Production Deployment

For high-throughput serving, use Nano-vLLM-VoxCPM:

pip install nano-vllm-voxcpm
from nanovllm_voxcpm import VoxCPM
import numpy as np
import soundfile as sf

server = VoxCPM.from_pretrained(model="/path/to/VoxCPM", devices=[0])
chunks = list(server.generate(target_text="Hello from VoxCPM!"))
sf.write("out.wav", np.concatenate(chunks), 48000)
server.stop()

This achieves RTF as low as ~0.13 on NVIDIA RTX 4090 with support for batched concurrent requests.

Ecosystem

VoxCPM has a growing ecosystem of community projects:

Project Description
Nano-vLLM High-throughput GPU serving
VoxCPM.cpp GGML/GGUF for CPU, CUDA, Vulkan
VoxCPM-ONNX ONNX export for CPU inference
VoxCPMANE Apple Neural Engine backend
voxcpm_rs Rust re-implementation
ComfyUI-VoxCPM ComfyUI node integration

Troubleshooting

Common Issues

Model loading fails with memory error

Ensure you have at least 8GB VRAM for VoxCPM2. You can try loading with load_denoiser=False to reduce memory usage.

Audio quality is poor

Increase inference_timesteps (default is 10, try 20-30 for better quality). Adjust cfg_value (default 2.0, higher values increase guidance strength).
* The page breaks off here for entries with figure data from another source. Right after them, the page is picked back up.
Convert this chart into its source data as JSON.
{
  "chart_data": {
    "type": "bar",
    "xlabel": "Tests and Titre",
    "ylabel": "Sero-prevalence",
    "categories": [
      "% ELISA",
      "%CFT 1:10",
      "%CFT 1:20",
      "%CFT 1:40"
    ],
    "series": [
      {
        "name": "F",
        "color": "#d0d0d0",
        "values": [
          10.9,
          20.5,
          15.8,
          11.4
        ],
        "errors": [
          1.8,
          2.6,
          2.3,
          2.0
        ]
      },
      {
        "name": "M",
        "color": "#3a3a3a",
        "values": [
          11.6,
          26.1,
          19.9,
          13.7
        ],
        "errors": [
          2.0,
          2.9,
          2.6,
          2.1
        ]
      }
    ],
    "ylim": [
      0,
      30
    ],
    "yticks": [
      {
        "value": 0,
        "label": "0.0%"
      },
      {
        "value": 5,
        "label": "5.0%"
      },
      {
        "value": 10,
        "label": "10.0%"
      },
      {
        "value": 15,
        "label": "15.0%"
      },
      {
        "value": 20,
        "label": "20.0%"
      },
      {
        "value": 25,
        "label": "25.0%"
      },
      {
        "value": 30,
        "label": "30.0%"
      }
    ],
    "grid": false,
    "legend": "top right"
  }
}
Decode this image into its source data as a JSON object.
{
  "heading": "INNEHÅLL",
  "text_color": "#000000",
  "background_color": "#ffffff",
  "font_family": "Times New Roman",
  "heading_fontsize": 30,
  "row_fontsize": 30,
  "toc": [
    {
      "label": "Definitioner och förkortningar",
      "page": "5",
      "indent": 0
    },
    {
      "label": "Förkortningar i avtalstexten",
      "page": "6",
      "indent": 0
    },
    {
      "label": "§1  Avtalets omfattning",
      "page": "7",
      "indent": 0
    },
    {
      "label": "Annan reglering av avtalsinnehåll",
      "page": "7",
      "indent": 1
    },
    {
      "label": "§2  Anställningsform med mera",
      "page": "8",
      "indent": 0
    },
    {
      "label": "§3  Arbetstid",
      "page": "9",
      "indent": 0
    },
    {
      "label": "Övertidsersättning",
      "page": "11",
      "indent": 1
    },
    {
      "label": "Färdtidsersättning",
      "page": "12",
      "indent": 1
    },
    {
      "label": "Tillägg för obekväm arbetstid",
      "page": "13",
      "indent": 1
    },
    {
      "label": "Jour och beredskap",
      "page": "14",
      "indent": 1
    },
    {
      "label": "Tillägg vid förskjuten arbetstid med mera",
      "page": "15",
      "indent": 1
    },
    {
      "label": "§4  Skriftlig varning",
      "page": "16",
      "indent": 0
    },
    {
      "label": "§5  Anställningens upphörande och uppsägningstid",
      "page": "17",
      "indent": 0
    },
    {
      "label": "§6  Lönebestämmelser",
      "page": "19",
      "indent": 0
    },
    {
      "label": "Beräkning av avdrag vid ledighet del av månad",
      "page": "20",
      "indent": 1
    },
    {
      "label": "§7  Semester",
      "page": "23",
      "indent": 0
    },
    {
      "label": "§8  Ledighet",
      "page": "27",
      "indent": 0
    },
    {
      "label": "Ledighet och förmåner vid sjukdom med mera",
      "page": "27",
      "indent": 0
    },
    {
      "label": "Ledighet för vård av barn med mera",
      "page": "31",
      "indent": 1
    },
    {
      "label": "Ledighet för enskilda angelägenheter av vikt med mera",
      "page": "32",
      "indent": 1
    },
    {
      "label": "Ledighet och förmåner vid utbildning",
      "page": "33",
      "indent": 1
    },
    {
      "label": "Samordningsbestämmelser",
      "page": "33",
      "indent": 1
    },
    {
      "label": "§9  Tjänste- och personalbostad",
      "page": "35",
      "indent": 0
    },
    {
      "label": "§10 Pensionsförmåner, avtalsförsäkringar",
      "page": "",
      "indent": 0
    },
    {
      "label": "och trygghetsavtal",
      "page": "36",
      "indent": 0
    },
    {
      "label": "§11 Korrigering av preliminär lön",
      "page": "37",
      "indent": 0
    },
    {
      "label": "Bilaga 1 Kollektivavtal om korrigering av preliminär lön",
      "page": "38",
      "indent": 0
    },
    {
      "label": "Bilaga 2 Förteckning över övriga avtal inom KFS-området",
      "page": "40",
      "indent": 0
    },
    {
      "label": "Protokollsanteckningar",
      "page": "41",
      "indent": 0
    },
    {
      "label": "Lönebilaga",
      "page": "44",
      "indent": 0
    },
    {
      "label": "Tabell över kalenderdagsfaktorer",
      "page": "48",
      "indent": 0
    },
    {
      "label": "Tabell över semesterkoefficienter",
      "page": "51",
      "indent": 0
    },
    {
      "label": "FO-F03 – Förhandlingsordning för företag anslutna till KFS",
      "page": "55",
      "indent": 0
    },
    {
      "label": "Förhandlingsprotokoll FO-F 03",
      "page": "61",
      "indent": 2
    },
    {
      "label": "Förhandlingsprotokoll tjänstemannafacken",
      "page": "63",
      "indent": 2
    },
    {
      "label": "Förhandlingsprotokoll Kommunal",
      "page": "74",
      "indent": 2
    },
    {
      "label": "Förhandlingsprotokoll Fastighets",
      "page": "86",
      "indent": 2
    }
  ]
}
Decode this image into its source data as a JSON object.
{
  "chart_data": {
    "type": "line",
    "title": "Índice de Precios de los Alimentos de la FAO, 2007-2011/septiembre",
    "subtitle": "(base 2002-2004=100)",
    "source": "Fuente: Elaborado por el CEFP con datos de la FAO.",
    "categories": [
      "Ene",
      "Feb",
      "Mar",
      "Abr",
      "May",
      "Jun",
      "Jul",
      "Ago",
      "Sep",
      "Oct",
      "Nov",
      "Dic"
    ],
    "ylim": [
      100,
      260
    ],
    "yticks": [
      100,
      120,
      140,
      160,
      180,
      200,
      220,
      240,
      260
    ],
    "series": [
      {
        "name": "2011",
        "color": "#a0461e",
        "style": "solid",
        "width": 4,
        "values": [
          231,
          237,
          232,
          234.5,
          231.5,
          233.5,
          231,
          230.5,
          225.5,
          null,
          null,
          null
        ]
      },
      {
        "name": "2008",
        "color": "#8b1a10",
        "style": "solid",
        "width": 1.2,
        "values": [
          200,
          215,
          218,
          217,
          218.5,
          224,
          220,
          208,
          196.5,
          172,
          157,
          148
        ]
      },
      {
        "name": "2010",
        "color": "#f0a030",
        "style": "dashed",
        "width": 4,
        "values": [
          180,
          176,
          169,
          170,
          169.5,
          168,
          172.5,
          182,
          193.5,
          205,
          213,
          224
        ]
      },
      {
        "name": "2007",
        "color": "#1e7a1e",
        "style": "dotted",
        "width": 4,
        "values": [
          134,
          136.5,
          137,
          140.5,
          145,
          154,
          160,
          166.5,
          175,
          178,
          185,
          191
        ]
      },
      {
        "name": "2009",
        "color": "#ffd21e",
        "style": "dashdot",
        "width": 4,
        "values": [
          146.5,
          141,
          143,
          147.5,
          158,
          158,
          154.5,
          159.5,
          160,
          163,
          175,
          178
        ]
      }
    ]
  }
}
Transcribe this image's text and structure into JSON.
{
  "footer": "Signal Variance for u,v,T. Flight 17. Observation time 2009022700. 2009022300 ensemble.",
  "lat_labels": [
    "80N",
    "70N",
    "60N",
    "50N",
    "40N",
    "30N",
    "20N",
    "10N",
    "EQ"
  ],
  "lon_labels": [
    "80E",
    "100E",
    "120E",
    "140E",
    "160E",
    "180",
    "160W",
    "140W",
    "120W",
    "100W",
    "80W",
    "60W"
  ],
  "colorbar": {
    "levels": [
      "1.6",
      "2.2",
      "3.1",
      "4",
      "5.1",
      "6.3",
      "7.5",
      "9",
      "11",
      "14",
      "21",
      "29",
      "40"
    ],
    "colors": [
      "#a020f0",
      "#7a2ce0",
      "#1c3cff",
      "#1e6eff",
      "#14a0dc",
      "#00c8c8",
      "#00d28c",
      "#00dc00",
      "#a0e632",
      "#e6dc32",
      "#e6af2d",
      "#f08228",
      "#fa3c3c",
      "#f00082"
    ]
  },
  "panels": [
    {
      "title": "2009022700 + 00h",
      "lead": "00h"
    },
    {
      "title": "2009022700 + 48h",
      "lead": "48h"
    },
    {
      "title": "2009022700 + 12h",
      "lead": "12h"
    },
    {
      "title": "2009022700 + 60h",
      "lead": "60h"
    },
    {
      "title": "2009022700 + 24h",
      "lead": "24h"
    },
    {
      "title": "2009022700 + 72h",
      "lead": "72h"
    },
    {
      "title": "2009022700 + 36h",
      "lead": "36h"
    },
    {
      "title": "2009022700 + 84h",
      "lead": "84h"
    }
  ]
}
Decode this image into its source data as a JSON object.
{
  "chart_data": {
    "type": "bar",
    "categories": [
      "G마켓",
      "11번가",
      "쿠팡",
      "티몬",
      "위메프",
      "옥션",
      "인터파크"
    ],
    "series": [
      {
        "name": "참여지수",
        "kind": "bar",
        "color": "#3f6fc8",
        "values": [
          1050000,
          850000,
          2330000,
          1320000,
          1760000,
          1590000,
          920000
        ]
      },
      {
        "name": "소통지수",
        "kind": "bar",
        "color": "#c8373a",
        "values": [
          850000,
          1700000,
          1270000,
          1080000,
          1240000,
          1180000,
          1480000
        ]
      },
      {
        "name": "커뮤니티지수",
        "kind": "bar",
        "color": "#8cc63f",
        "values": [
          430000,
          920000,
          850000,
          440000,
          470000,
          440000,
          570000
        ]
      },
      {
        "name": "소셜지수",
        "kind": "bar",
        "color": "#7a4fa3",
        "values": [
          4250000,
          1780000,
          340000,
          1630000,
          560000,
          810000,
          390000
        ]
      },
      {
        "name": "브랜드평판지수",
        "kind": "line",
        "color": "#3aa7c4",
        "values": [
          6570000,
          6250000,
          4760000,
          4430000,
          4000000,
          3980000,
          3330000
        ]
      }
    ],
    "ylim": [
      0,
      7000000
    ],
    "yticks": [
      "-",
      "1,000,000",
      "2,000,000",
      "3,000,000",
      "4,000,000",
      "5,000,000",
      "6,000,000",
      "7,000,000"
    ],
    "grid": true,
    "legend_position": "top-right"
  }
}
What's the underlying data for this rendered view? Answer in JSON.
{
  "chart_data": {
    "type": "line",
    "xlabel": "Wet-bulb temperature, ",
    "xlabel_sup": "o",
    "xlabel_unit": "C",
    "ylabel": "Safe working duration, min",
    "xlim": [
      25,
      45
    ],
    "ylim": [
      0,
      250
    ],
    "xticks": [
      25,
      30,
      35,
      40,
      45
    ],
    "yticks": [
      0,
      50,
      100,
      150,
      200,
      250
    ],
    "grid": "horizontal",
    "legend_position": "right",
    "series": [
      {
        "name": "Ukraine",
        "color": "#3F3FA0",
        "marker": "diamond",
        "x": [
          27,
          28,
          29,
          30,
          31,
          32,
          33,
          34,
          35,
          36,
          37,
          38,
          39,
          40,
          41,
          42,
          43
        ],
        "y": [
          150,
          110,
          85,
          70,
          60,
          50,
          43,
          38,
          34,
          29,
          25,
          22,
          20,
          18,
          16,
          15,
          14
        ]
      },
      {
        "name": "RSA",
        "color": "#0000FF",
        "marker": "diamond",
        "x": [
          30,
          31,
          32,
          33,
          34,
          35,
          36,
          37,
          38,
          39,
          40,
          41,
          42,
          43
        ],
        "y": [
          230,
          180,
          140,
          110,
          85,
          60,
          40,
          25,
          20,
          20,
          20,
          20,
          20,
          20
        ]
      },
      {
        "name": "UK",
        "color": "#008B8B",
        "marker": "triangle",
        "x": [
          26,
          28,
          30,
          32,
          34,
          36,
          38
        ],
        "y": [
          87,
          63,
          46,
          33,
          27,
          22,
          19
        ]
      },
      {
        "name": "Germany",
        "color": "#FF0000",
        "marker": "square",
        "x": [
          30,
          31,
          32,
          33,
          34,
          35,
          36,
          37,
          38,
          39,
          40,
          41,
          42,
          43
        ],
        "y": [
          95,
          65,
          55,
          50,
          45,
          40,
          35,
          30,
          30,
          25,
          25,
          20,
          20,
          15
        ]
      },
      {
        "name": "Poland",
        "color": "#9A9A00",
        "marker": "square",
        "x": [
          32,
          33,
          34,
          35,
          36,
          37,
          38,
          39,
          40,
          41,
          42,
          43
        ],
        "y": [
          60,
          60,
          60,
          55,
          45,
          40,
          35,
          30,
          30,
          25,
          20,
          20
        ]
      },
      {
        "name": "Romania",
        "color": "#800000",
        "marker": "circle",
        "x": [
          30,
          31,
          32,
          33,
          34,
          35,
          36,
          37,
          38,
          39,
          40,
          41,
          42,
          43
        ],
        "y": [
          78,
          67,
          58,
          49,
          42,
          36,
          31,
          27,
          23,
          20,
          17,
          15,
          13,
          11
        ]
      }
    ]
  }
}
Voice cloning similarity is low

For best results, use Ultimate Cloning mode with both reference audio and transcript. Ensure reference audio is clean and at least 3-10 seconds.

Streaming audio has artifacts

Increase streaming_prefix_len parameter (default is 4) to provide more context for smooth decoding.

Risks and Limitations

  • Potential for Misuse: VoxCPM’s voice cloning can generate highly realistic synthetic speech. It is strictly forbidden to use VoxCPM for impersonation, fraud, or disinformation. Always clearly mark AI-generated content.

  • Controllable Generation Stability: Voice Design and Controllable Voice Cloning results can vary between runs. You may need to generate 1-3 times to obtain the desired voice or style.

  • Language Coverage: VoxCPM2 officially supports 30 languages. For unsupported languages, you can test directly or try fine-tuning on your own data.

Conclusion

VoxCPM2 represents a significant advancement in text-to-speech technology. Its tokenizer-free approach enables more natural and expressive speech synthesis, while the 2B parameter model trained on 2 million+ hours of data ensures high quality across 30 languages. The voice design and controllable cloning features open new possibilities for creative applications, while the Apache-2.0 license makes it suitable for commercial use.

Whether you’re building voice assistants, creating audiobooks, or developing accessibility tools, VoxCPM2 provides a powerful and flexible foundation. The growing ecosystem of community projects ensures broad deployment options from edge devices to high-throughput servers.